Reputation: 357
The relevance model just estimates the relevance feedback based on feedback documents. In this case, the relevance model would have a higher probability of getting common words as its feedbacks. Thus I assumed the performance of the relevance model won't be so good comparing to the other two models. However, I learned that all those models perform pretty well. What would be the reason for that?
Upvotes: 0
Views: 139
Reputation: 3750
"In contrast, the relevance model just estimates the relevance feedback based on feedback documents. In this case, the relevance model would have a higher probability of getting common words as its feedbacks"
That's a common perception which isn't necessarily true.

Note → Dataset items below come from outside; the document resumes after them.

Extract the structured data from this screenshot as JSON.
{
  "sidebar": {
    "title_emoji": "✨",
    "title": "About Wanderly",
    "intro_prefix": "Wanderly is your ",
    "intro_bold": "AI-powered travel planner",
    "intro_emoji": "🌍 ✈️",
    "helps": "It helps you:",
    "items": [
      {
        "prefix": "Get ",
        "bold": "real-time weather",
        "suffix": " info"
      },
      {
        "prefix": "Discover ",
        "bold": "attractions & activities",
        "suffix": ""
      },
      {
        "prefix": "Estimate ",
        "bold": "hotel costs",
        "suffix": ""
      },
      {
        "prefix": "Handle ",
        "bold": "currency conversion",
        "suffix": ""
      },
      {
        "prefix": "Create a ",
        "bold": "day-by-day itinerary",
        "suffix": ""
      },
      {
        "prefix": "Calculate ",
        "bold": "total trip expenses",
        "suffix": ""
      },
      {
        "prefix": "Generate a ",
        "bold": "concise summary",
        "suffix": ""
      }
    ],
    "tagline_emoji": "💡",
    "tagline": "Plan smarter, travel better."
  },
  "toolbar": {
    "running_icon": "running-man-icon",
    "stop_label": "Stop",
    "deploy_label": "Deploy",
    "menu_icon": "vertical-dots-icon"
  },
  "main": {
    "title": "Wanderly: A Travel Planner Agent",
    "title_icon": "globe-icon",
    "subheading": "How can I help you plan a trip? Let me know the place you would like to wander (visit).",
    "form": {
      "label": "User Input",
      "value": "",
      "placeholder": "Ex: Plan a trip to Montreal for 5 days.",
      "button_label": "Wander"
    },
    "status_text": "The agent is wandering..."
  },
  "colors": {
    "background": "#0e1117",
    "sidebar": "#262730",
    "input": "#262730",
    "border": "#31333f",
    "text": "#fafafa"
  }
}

To be more specific, recall that the estimation equation of relevance model looks like:
P(w|R) = \sum_{D \in Top-K} P(w|D) \prod_{t \in Q} P(q|D)
which in simple English means that --
To compute the weight of a term w
in the set of top-K docs - you iterate over each document in top-K and multiply P(w|D)
with the similarity score of Q with D (this is the value \prod_{t \in Q} P(q|D)
). Now, the idf
factor is hidden inside the expression P(w|D)
.
Following the standard language model paradigm (Jelinek-Mercer or Dirichlet), this isn't just a simple max-likelihood estimate but is rather a collection smoothed version, e.g., for Jelinek-Mercer, this is:
P(w|D) = log(1+ lambda/(1-lambda) * count(w,D)/length(D) * collection_size/cf(t))
which is nothing but a linear combination based generalization of tf*idf - the second component collection_size/cf(t)
specifically denoting inverse collection frequency.
So, this expression of P(w|D)
ensures that terms with higher idf values tend to get higher weights in the relevance model estimation. In addition to the high idf weights, they should also have a high level of co-occurrence with the query terms due to the product of P(w|D) with P(q|D).
Upvotes: 0